If you know anything about me, you will know I like to research and discover things about my ancestors. I do because, until a few years ago, I did not know all that much about them. Either side of the family was pretty much a mystery except for the O’Connells. For me, the O’Connells were my maternal grandmother, Regina, and her brothers Edward and James. Edward was her twin and James was my godfather.
I have spent a lot of time looking through sites like Ancestry.com, FindaGrave.com, and Newspapers.com for names and dates of family events. I have also researched the family homes in Brooklyn. This week I plugged in an address to see what would turn up. The house at 164 Dean Street is in the Boerum Hill section of Brooklyn. During my lifetime it was “Uncle Ed’s house.”
It came into my family in March 1907 with the deed going to John Boyle (my third great-grandfather). With the death of John Boyle, it passed into the hands of the O’Connell family, specifically my great-grandfather, Edward F. O’Connell. It passed to my Great Uncle, Edward A. O’Connell in 1941 and James O’Connell was added to the deed soon after.
It was common for multiple family units in the Irish immigrant community to fill these venerable old Brownstones. From 1907 through the late 1980’s, 164 Dean Street was the home of many of the Irish names that run in my family; Boyle, Cooke, Mahoney, and O’Connell.
I went into Newspapers.com and found The Brooklyn Daily Eagle, the daily paper for Brooklyn for 114 years from 1841 to 1955. What I found was a little bit of a revelation. I caught some of my ancestors living their daily lives. The first thing to catch my eye with the Dean Street address was a letter written by my, then 10-year-old, grandmother to the children’s page published in May 1917 seeking admission to the Humane Club. It seems to have been a column written by someone who went by “Aunt Jean.”
The newspaper did a lot of society reporting, and it actually reported on parties on Dean Street.
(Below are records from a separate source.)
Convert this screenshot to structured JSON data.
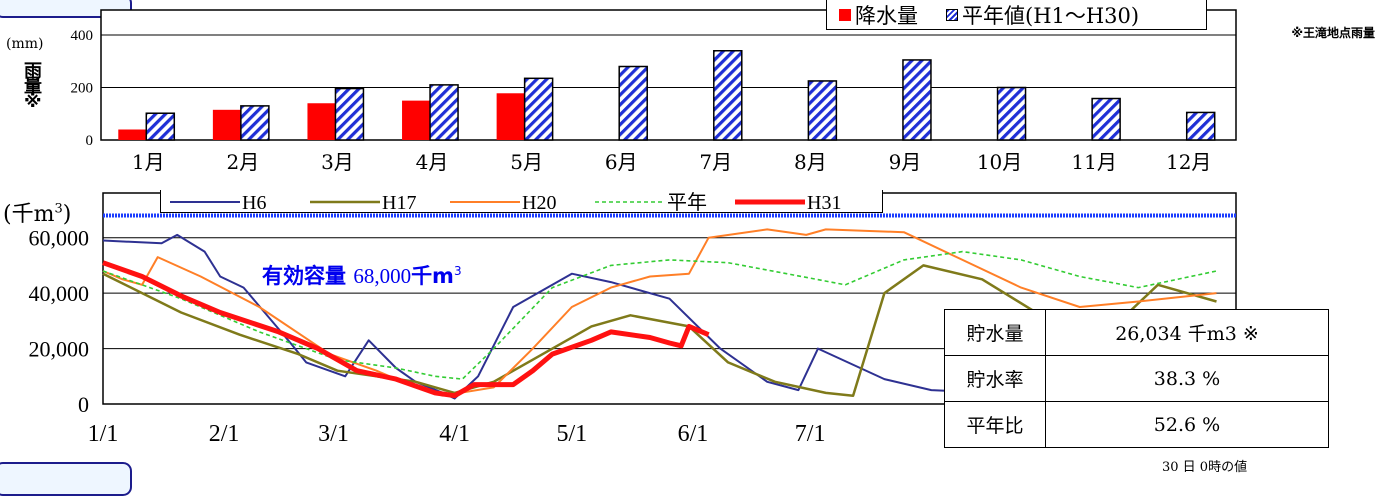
{
  "rain_legend": {
    "precip": "降水量",
    "normal": "平年値(H1～H30)"
  },
  "rain_note": "※王滝地点雨量",
  "rain_unit": "(mm)",
  "rain_axis_label": "雨量※",
  "storage_unit": "(千m",
  "storage_unit_sup": "3",
  "storage_unit_close": ")",
  "capacity": {
    "label": "有効容量",
    "value": "68,000",
    "unit": "千m",
    "unit_sup": "3"
  },
  "stats": [
    {
      "label": "貯水量",
      "value": "26,034  千m3 ※"
    },
    {
      "label": "貯水率",
      "value": "38.3  %"
    },
    {
      "label": "平年比",
      "value": "52.6  %"
    }
  ],
  "footnote": "30 日 0時の値",
  "colors": {
    "precip": "#ff0000",
    "normal_bar": "#1f2fd6",
    "capacity_line": "#1a3cff",
    "H6": "#2e3192",
    "H17": "#7f7a1a",
    "H20": "#ff7f27",
    "avg": "#33cc33",
    "H31": "#ff1111"
  },
  "chart_data": [
    {
      "type": "bar",
      "categories": [
        "1月",
        "2月",
        "3月",
        "4月",
        "5月",
        "6月",
        "7月",
        "8月",
        "9月",
        "10月",
        "11月",
        "12月"
      ],
      "ylim": [
        0,
        400
      ],
      "yticks": [
        "0",
        "200",
        "400"
      ],
      "series": [
        {
          "name": "降水量",
          "values": [
            40,
            115,
            140,
            150,
            178,
            null,
            null,
            null,
            null,
            null,
            null,
            null
          ]
        },
        {
          "name": "平年値(H1～H30)",
          "values": [
            102,
            130,
            196,
            210,
            235,
            280,
            340,
            225,
            305,
            200,
            158,
            105
          ]
        }
      ]
    },
    {
      "type": "line",
      "xticks": [
        "1/1",
        "2/1",
        "3/1",
        "4/1",
        "5/1",
        "6/1",
        "7/1"
      ],
      "yticks": [
        "0",
        "20,000",
        "40,000",
        "60,000"
      ],
      "ylim": [
        0,
        68000
      ],
      "capacity": 68000,
      "series": [
        {
          "name": "H6",
          "points": [
            [
              0,
              59000
            ],
            [
              15,
              58000
            ],
            [
              19,
              61000
            ],
            [
              26,
              55000
            ],
            [
              30,
              46000
            ],
            [
              36,
              42000
            ],
            [
              48,
              22000
            ],
            [
              52,
              15000
            ],
            [
              62,
              10000
            ],
            [
              68,
              23000
            ],
            [
              75,
              13000
            ],
            [
              80,
              8000
            ],
            [
              87,
              4000
            ],
            [
              90,
              2000
            ],
            [
              96,
              10000
            ],
            [
              105,
              35000
            ],
            [
              120,
              47000
            ],
            [
              130,
              44000
            ],
            [
              145,
              38000
            ],
            [
              158,
              20000
            ],
            [
              170,
              8000
            ],
            [
              178,
              5000
            ],
            [
              183,
              20000
            ],
            [
              200,
              9000
            ],
            [
              212,
              5000
            ],
            [
              220,
              4500
            ]
          ]
        },
        {
          "name": "H17",
          "points": [
            [
              0,
              47000
            ],
            [
              10,
              40000
            ],
            [
              20,
              33000
            ],
            [
              35,
              25000
            ],
            [
              50,
              18000
            ],
            [
              60,
              12000
            ],
            [
              70,
              10000
            ],
            [
              80,
              8000
            ],
            [
              90,
              4000
            ],
            [
              100,
              8000
            ],
            [
              110,
              16000
            ],
            [
              125,
              28000
            ],
            [
              135,
              32000
            ],
            [
              150,
              28000
            ],
            [
              160,
              15000
            ],
            [
              172,
              8000
            ],
            [
              185,
              4000
            ],
            [
              192,
              3000
            ],
            [
              200,
              40000
            ],
            [
              210,
              50000
            ],
            [
              225,
              45000
            ],
            [
              240,
              32000
            ],
            [
              255,
              23000
            ],
            [
              270,
              43000
            ],
            [
              285,
              37000
            ]
          ]
        },
        {
          "name": "H20",
          "points": [
            [
              0,
              48000
            ],
            [
              5,
              45000
            ],
            [
              10,
              43000
            ],
            [
              14,
              53000
            ],
            [
              25,
              46000
            ],
            [
              40,
              35000
            ],
            [
              58,
              18000
            ],
            [
              70,
              12000
            ],
            [
              80,
              6000
            ],
            [
              87,
              3000
            ],
            [
              100,
              6000
            ],
            [
              110,
              20000
            ],
            [
              120,
              35000
            ],
            [
              130,
              42000
            ],
            [
              140,
              46000
            ],
            [
              150,
              47000
            ],
            [
              155,
              60000
            ],
            [
              170,
              63000
            ],
            [
              180,
              61000
            ],
            [
              185,
              63000
            ],
            [
              205,
              62000
            ],
            [
              220,
              52000
            ],
            [
              235,
              42000
            ],
            [
              250,
              35000
            ],
            [
              265,
              37000
            ],
            [
              285,
              40000
            ]
          ]
        },
        {
          "name": "平年",
          "points": [
            [
              0,
              48000
            ],
            [
              20,
              38000
            ],
            [
              40,
              26000
            ],
            [
              50,
              21000
            ],
            [
              60,
              16000
            ],
            [
              75,
              13000
            ],
            [
              85,
              10000
            ],
            [
              92,
              9000
            ],
            [
              100,
              20000
            ],
            [
              115,
              42000
            ],
            [
              130,
              50000
            ],
            [
              145,
              52000
            ],
            [
              160,
              51000
            ],
            [
              175,
              47000
            ],
            [
              190,
              43000
            ],
            [
              205,
              52000
            ],
            [
              220,
              55000
            ],
            [
              235,
              52000
            ],
            [
              250,
              46000
            ],
            [
              265,
              42000
            ],
            [
              285,
              48000
            ]
          ]
        },
        {
          "name": "H31",
          "points": [
            [
              0,
              51000
            ],
            [
              10,
              46000
            ],
            [
              20,
              39000
            ],
            [
              30,
              33000
            ],
            [
              45,
              26000
            ],
            [
              55,
              20000
            ],
            [
              65,
              12000
            ],
            [
              75,
              9000
            ],
            [
              85,
              4000
            ],
            [
              90,
              3000
            ],
            [
              95,
              7000
            ],
            [
              105,
              7000
            ],
            [
              110,
              12000
            ],
            [
              115,
              18000
            ],
            [
              125,
              23000
            ],
            [
              130,
              26000
            ],
            [
              140,
              24000
            ],
            [
              145,
              22000
            ],
            [
              148,
              21000
            ],
            [
              150,
              28000
            ],
            [
              155,
              25000
            ]
          ]
        }
      ]
    }
  ]
}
Mary Boyle Cooke (my second great-grandmother) celebrated her 81st birthday:
There were parties for my cousin William “Billy” J. Mahoney, Jr. (1st cousin, 2 X removed) The first was his 21 birthday party, the second announced his return home on furlough from the army.
With all those “Misses” invited, I think his mother, my second great-aunt “Gertie,” may have been trying to marry Billy off in 1941.
Billy would, like so many young men during that time, join the Army. He went to boot camp at Fort Jackson, South Carolina. Either during a break in training or before heading over to the European theater he came home on a furlough, and his mother threw him another party.
I think the second event was a lot more bittersweet than the 21st birthday celebration. Billy would go on to fight in Europe where he was wounded in action. He came home to Dean Street and took care of his mother. He never did marry.
My great Uncle Ed (Edward A. O’Connell) was an interesting character. He was a banker, a talented artist and a bit of an amateur historian of the Fire Department in New York City. In his study on the third floor of the brownstone on Dean Street he had painted a borough map of Brooklyn with the locations of all the fire houses, call boxes and graphics of some of the equipment. I don’t know if any photographs of the wall were ever taken. If there are any out there, I would love a copy. On 24 October 1948, his work appeared in the Old Timers section of the paper. Both the graphic and the write-up were his work.
I was originally looking for information on births and deaths. I found the life in between.